Implications for Other Mid-Market Retailers
The patterns from this engagement apply broadly to mid-market retailers facing similar backlogs. The implications worth noting:
The conflict between security and engineering usually resolves through better prioritization, not through louder advocacy. The frameworks that work involve regulatory and contractual exposure, exploitability and impact, and remediation cost relative to risk. Getting all three perspectives explicit in the prioritization shifts the conversation productively.
Forcing events accelerate backlog resolution. Customer contractual requirements, M&A diligence, or major audit findings produce executive sponsorship that ordinary security advocacy doesn’t. Retailers who anticipate forcing events can use them as opportunities to clear backlog rather than scrambling reactively.
Operational discipline matters more than one-time remediation.

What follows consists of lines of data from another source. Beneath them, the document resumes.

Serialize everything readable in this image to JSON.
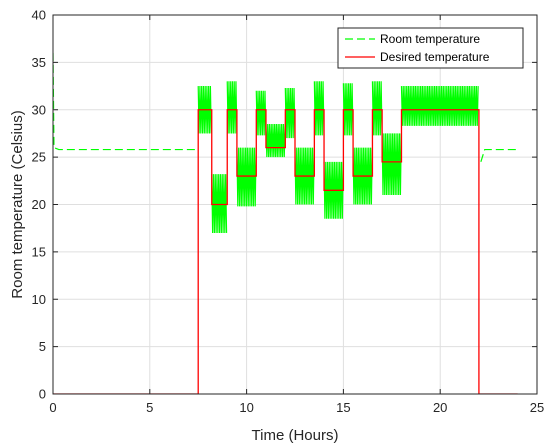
{
  "chart_data": {
    "type": "line",
    "title": "",
    "xlabel": "Time (Hours)",
    "ylabel": "Room temperature (Celsius)",
    "xlim": [
      0,
      25
    ],
    "ylim": [
      0,
      40
    ],
    "xticks": [
      0,
      5,
      10,
      15,
      20,
      25
    ],
    "yticks": [
      0,
      5,
      10,
      15,
      20,
      25,
      30,
      35,
      40
    ],
    "grid": true,
    "legend_position": "top-right",
    "series": [
      {
        "name": "Room temperature",
        "color": "#00ff00",
        "style": "dashed",
        "x": [
          0,
          0.05,
          0.3,
          7.5,
          7.5,
          22.0,
          22.1,
          22.3,
          24.0
        ],
        "y": [
          36,
          26,
          25.8,
          25.8,
          null,
          null,
          24.5,
          25.8,
          25.8
        ]
      },
      {
        "name": "Desired temperature",
        "color": "#ff0000",
        "style": "solid",
        "x": [
          0,
          7.5,
          7.5,
          8.2,
          8.2,
          9.0,
          9.0,
          9.5,
          9.5,
          10.5,
          10.5,
          11.0,
          11.0,
          12.0,
          12.0,
          12.5,
          12.5,
          13.5,
          13.5,
          14.0,
          14.0,
          15.0,
          15.0,
          15.5,
          15.5,
          16.5,
          16.5,
          17.0,
          17.0,
          18.0,
          18.0,
          22.0,
          22.0,
          24.0
        ],
        "y": [
          0,
          0,
          30,
          30,
          20,
          20,
          30,
          30,
          23,
          23,
          30,
          30,
          26,
          26,
          30,
          30,
          23,
          23,
          30,
          30,
          21.5,
          21.5,
          30,
          30,
          23,
          23,
          30,
          30,
          24.5,
          24.5,
          30,
          30,
          0,
          0
        ]
      }
    ],
    "oscillation_bands": [
      {
        "x": [
          7.5,
          8.2
        ],
        "y": [
          27.5,
          32.5
        ]
      },
      {
        "x": [
          8.2,
          9.0
        ],
        "y": [
          17.0,
          23.2
        ]
      },
      {
        "x": [
          9.0,
          9.5
        ],
        "y": [
          27.5,
          33.0
        ]
      },
      {
        "x": [
          9.5,
          10.5
        ],
        "y": [
          19.8,
          26.0
        ]
      },
      {
        "x": [
          10.5,
          11.0
        ],
        "y": [
          27.3,
          32.0
        ]
      },
      {
        "x": [
          11.0,
          12.0
        ],
        "y": [
          25.0,
          28.5
        ]
      },
      {
        "x": [
          12.0,
          12.5
        ],
        "y": [
          27.0,
          32.3
        ]
      },
      {
        "x": [
          12.5,
          13.5
        ],
        "y": [
          20.0,
          26.0
        ]
      },
      {
        "x": [
          13.5,
          14.0
        ],
        "y": [
          27.3,
          33.0
        ]
      },
      {
        "x": [
          14.0,
          15.0
        ],
        "y": [
          18.5,
          24.5
        ]
      },
      {
        "x": [
          15.0,
          15.5
        ],
        "y": [
          27.3,
          32.8
        ]
      },
      {
        "x": [
          15.5,
          16.5
        ],
        "y": [
          20.0,
          26.0
        ]
      },
      {
        "x": [
          16.5,
          17.0
        ],
        "y": [
          27.3,
          33.0
        ]
      },
      {
        "x": [
          17.0,
          18.0
        ],
        "y": [
          21.0,
          27.5
        ]
      },
      {
        "x": [
          18.0,
          22.0
        ],
        "y": [
          28.3,
          32.5
        ]
      }
    ]
  }
}
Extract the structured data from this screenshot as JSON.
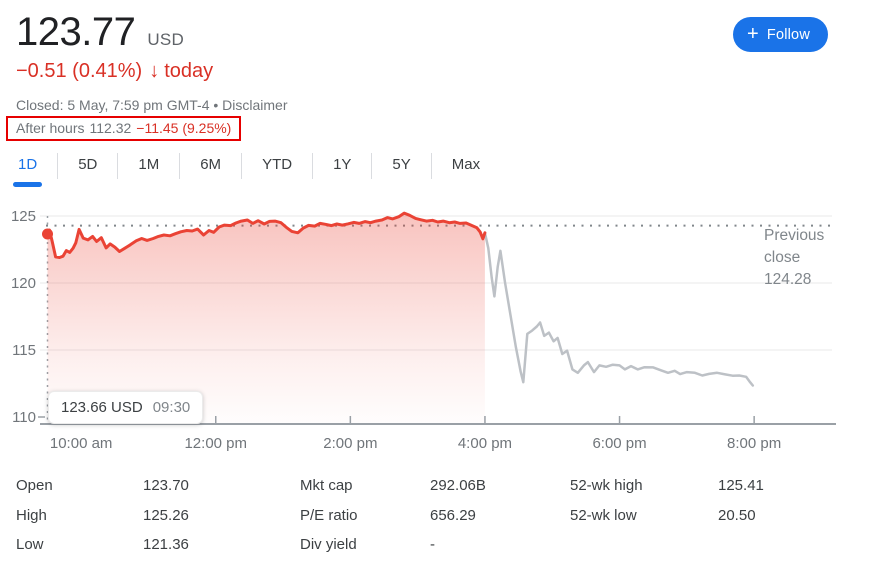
{
  "header": {
    "price": "123.77",
    "currency": "USD",
    "change": {
      "value": "−0.51 (0.41%)",
      "arrow": "↓",
      "period": "today"
    },
    "status": {
      "text": "Closed: 5 May, 7:59 pm GMT-4",
      "separator": "•",
      "link": "Disclaimer"
    },
    "after_hours": {
      "label": "After hours",
      "price": "112.32",
      "change": "−11.45 (9.25%)"
    },
    "follow": {
      "plus": "+",
      "label": "Follow"
    }
  },
  "tabs": [
    {
      "label": "1D",
      "active": true
    },
    {
      "label": "5D",
      "active": false
    },
    {
      "label": "1M",
      "active": false
    },
    {
      "label": "6M",
      "active": false
    },
    {
      "label": "YTD",
      "active": false
    },
    {
      "label": "1Y",
      "active": false
    },
    {
      "label": "5Y",
      "active": false
    },
    {
      "label": "Max",
      "active": false
    }
  ],
  "chart": {
    "tooltip": {
      "price": "123.66 USD",
      "time": "09:30"
    },
    "previous_close_label": {
      "line1": "Previous",
      "line2": "close",
      "line3": "124.28"
    }
  },
  "chart_data": {
    "type": "line",
    "title": "1D intraday price chart with after-hours session",
    "x_unit": "hour_of_day_24h",
    "xlim": [
      9.3,
      21.3
    ],
    "ylim": [
      109.4,
      125.6
    ],
    "ylabel": "",
    "xlabel": "",
    "grid": "horizontal",
    "legend": "none",
    "y_ticks": [
      125,
      120,
      115,
      110
    ],
    "x_ticks": [
      {
        "hour": 10,
        "label": "10:00 am"
      },
      {
        "hour": 12,
        "label": "12:00 pm"
      },
      {
        "hour": 14,
        "label": "2:00 pm"
      },
      {
        "hour": 16,
        "label": "4:00 pm"
      },
      {
        "hour": 18,
        "label": "6:00 pm"
      },
      {
        "hour": 20,
        "label": "8:00 pm"
      }
    ],
    "previous_close": 124.28,
    "marker": {
      "hour": 9.5,
      "value": 123.66
    },
    "series": [
      {
        "name": "market-hours",
        "color": "#ea4335",
        "fill": true,
        "points": [
          [
            9.5,
            123.66
          ],
          [
            9.53,
            123.95
          ],
          [
            9.57,
            123.1
          ],
          [
            9.62,
            121.95
          ],
          [
            9.68,
            121.9
          ],
          [
            9.73,
            122.0
          ],
          [
            9.78,
            122.42
          ],
          [
            9.83,
            122.28
          ],
          [
            9.88,
            122.6
          ],
          [
            9.92,
            123.0
          ],
          [
            9.97,
            124.0
          ],
          [
            10.03,
            123.35
          ],
          [
            10.1,
            123.22
          ],
          [
            10.17,
            123.48
          ],
          [
            10.23,
            123.1
          ],
          [
            10.3,
            123.38
          ],
          [
            10.37,
            122.62
          ],
          [
            10.43,
            122.92
          ],
          [
            10.5,
            122.68
          ],
          [
            10.57,
            122.35
          ],
          [
            10.65,
            122.6
          ],
          [
            10.73,
            122.85
          ],
          [
            10.82,
            123.15
          ],
          [
            10.9,
            123.32
          ],
          [
            10.98,
            123.18
          ],
          [
            11.07,
            123.32
          ],
          [
            11.15,
            123.48
          ],
          [
            11.23,
            123.58
          ],
          [
            11.32,
            123.52
          ],
          [
            11.4,
            123.68
          ],
          [
            11.48,
            123.82
          ],
          [
            11.57,
            123.92
          ],
          [
            11.65,
            123.88
          ],
          [
            11.73,
            124.02
          ],
          [
            11.82,
            123.58
          ],
          [
            11.9,
            123.92
          ],
          [
            11.97,
            123.78
          ],
          [
            12.05,
            124.18
          ],
          [
            12.13,
            124.32
          ],
          [
            12.22,
            124.28
          ],
          [
            12.3,
            124.48
          ],
          [
            12.38,
            124.62
          ],
          [
            12.47,
            124.7
          ],
          [
            12.55,
            124.45
          ],
          [
            12.63,
            124.65
          ],
          [
            12.72,
            124.4
          ],
          [
            12.8,
            124.6
          ],
          [
            12.88,
            124.62
          ],
          [
            12.97,
            124.5
          ],
          [
            13.05,
            124.15
          ],
          [
            13.13,
            123.85
          ],
          [
            13.22,
            123.75
          ],
          [
            13.3,
            124.1
          ],
          [
            13.38,
            124.3
          ],
          [
            13.47,
            124.25
          ],
          [
            13.55,
            124.45
          ],
          [
            13.63,
            124.38
          ],
          [
            13.72,
            124.28
          ],
          [
            13.8,
            124.4
          ],
          [
            13.88,
            124.32
          ],
          [
            13.97,
            124.42
          ],
          [
            14.05,
            124.52
          ],
          [
            14.13,
            124.45
          ],
          [
            14.22,
            124.58
          ],
          [
            14.3,
            124.5
          ],
          [
            14.38,
            124.62
          ],
          [
            14.47,
            124.7
          ],
          [
            14.55,
            124.88
          ],
          [
            14.63,
            124.78
          ],
          [
            14.72,
            124.95
          ],
          [
            14.8,
            125.22
          ],
          [
            14.88,
            125.05
          ],
          [
            14.97,
            124.82
          ],
          [
            15.05,
            124.72
          ],
          [
            15.13,
            124.62
          ],
          [
            15.22,
            124.68
          ],
          [
            15.3,
            124.55
          ],
          [
            15.38,
            124.62
          ],
          [
            15.47,
            124.5
          ],
          [
            15.55,
            124.55
          ],
          [
            15.63,
            124.45
          ],
          [
            15.72,
            124.48
          ],
          [
            15.8,
            124.3
          ],
          [
            15.88,
            124.12
          ],
          [
            15.93,
            123.8
          ],
          [
            15.97,
            123.3
          ],
          [
            16.0,
            123.75
          ]
        ]
      },
      {
        "name": "after-hours",
        "color": "#bdc1c6",
        "fill": false,
        "points": [
          [
            16.0,
            123.75
          ],
          [
            16.05,
            122.6
          ],
          [
            16.1,
            120.4
          ],
          [
            16.14,
            119.0
          ],
          [
            16.19,
            121.2
          ],
          [
            16.23,
            122.4
          ],
          [
            16.3,
            120.0
          ],
          [
            16.38,
            117.6
          ],
          [
            16.46,
            115.2
          ],
          [
            16.53,
            113.4
          ],
          [
            16.57,
            112.6
          ],
          [
            16.63,
            116.2
          ],
          [
            16.7,
            116.45
          ],
          [
            16.77,
            116.75
          ],
          [
            16.82,
            117.05
          ],
          [
            16.88,
            116.05
          ],
          [
            16.95,
            116.3
          ],
          [
            17.02,
            115.65
          ],
          [
            17.08,
            115.9
          ],
          [
            17.15,
            114.7
          ],
          [
            17.22,
            114.95
          ],
          [
            17.3,
            113.55
          ],
          [
            17.38,
            113.3
          ],
          [
            17.47,
            113.85
          ],
          [
            17.53,
            114.1
          ],
          [
            17.62,
            113.35
          ],
          [
            17.7,
            113.85
          ],
          [
            17.8,
            113.75
          ],
          [
            17.9,
            113.9
          ],
          [
            18.0,
            113.85
          ],
          [
            18.08,
            113.55
          ],
          [
            18.17,
            113.8
          ],
          [
            18.27,
            113.55
          ],
          [
            18.37,
            113.72
          ],
          [
            18.5,
            113.7
          ],
          [
            18.62,
            113.48
          ],
          [
            18.72,
            113.3
          ],
          [
            18.82,
            113.45
          ],
          [
            18.9,
            113.2
          ],
          [
            19.0,
            113.35
          ],
          [
            19.12,
            113.3
          ],
          [
            19.23,
            113.1
          ],
          [
            19.33,
            113.22
          ],
          [
            19.45,
            113.3
          ],
          [
            19.57,
            113.18
          ],
          [
            19.68,
            113.08
          ],
          [
            19.78,
            113.1
          ],
          [
            19.88,
            113.0
          ],
          [
            19.94,
            112.6
          ],
          [
            19.98,
            112.35
          ]
        ]
      }
    ]
  },
  "stats": {
    "columns": [
      {
        "rows": [
          {
            "label": "Open",
            "value": "123.70"
          },
          {
            "label": "High",
            "value": "125.26"
          },
          {
            "label": "Low",
            "value": "121.36"
          }
        ]
      },
      {
        "rows": [
          {
            "label": "Mkt cap",
            "value": "292.06B"
          },
          {
            "label": "P/E ratio",
            "value": "656.29"
          },
          {
            "label": "Div yield",
            "value": "-"
          }
        ]
      },
      {
        "rows": [
          {
            "label": "52-wk high",
            "value": "125.41"
          },
          {
            "label": "52-wk low",
            "value": "20.50"
          }
        ]
      }
    ]
  },
  "colors": {
    "accent_blue": "#1a73e8",
    "negative_red": "#d93025",
    "chart_line_red": "#ea4335",
    "after_hours_gray": "#bdc1c6",
    "annotation_red": "#e60000",
    "primary_text": "#202124",
    "secondary_text": "#5f6368",
    "muted_text": "#80868b",
    "axis_gray": "#9aa0a6",
    "grid_gray": "#ededee",
    "divider_gray": "#dadce0"
  }
}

The retailer who clears the backlog without building the operational process to prevent re-accumulation will be back in the same position within 12–18 months. The retailer who builds the process during remediation maintains the gains durably.
External expertise is often the difference between a stalled internal conversation and forward progress. A partner with experience across multiple comparable remediations can move the conversation past the prioritization debate that internal teams have been stuck on. The cost of the engagement typically pays back through faster resolution and durable operational improvement. Useful references for the structured approach include the PCI Security Standards Council guidance documents and the NIST 800-53 security control catalog.